Why Milgram’s work is so important is that it tests the assumption that people who end up inside any kind of controlling, coercive, abusive group or relationship must be different from the average person. Milgram’s subjects believed they were administering shocks to a learner. They were showing something about themselves that they likely would not have identified as immoral. Eichmann’s colleagues believed they were doing their jobs. But they were actually participating in genocide. I believed I was pursuing a spiritual life. Yet, I was actually being absorbed into a coercive structure that was extracting my labor, my money, and the better part of two decades of my life.

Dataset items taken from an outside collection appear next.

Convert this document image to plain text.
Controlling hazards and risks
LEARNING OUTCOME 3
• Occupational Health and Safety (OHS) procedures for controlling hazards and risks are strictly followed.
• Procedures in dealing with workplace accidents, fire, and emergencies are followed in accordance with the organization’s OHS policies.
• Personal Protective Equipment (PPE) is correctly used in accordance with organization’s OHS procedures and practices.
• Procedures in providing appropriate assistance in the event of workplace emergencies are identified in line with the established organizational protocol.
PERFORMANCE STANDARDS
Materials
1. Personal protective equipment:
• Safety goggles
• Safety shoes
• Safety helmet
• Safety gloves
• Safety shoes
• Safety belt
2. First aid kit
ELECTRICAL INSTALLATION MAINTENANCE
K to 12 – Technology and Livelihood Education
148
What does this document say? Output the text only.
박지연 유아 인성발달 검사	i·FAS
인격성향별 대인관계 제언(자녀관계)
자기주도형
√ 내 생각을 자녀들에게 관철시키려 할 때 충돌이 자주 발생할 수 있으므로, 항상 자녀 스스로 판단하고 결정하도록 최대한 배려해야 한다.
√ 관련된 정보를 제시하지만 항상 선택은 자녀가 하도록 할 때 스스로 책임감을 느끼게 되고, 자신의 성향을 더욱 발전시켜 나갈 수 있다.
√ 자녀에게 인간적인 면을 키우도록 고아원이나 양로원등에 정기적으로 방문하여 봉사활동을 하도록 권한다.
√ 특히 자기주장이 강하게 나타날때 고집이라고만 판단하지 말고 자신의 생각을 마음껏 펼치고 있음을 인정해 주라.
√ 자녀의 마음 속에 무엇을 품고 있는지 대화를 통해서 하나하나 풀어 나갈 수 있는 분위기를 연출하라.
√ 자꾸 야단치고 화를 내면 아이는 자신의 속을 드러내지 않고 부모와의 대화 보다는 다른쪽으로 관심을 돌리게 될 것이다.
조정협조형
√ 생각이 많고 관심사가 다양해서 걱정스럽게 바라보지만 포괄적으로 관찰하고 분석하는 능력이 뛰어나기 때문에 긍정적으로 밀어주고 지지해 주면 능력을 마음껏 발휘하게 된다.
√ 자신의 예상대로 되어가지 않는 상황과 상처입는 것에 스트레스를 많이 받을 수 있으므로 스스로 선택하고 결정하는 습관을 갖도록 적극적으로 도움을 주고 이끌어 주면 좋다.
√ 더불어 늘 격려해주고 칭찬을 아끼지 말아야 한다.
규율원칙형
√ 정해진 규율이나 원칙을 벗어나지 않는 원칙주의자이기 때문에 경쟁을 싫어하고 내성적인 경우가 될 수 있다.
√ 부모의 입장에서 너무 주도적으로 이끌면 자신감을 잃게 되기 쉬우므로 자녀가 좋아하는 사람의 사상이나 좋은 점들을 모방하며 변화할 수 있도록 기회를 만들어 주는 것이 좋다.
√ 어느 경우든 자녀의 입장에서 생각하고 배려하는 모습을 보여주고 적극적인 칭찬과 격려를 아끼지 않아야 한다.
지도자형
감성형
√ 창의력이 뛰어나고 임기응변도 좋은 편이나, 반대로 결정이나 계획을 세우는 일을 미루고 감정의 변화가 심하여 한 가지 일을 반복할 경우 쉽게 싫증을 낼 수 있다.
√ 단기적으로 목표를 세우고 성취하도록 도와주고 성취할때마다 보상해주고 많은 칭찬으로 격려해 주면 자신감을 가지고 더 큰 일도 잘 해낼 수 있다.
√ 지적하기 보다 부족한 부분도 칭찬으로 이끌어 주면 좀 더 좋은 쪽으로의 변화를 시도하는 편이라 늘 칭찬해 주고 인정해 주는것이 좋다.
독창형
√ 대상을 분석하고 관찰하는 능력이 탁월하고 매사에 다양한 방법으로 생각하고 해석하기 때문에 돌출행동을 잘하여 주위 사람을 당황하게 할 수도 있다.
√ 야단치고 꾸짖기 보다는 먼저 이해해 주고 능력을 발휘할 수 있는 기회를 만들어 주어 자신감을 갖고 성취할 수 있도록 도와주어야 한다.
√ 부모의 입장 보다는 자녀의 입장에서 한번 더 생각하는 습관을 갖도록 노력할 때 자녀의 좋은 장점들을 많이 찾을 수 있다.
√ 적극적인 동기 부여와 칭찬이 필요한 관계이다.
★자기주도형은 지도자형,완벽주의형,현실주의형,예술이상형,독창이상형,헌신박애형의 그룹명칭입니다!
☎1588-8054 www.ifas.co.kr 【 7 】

The people I have known who spent years of their lives involved in toxic coercive groups also thought they had found a spiritual path, a community, a movement, a teacher, and a way of life that made sense to them. The word cult was applied later, by them or by someone else, after enough time inside had revealed what the group actually was. This distinction is not a technicality. It is the entire configuration of how recruitment into cultic relationships works.


There is one conviction that the Milgram research and the cult-recovery literature share. It is that recognition of one’s own vulnerability is the beginning of protection from those who can exploit it. It is not a guarantee. But it gives a person a fighting chance and an awareness of the pressures they will inevitably meet.


Aleksandr Solzhenitsyn said it best when he observed that the line between good and evil runs not between nations or parties but straight through every human heart. The responsibility falls on each of us to find out, for ourselves, independently and subjectively, where that line lies, and to keep watching it, because the line moves as we move through our lives.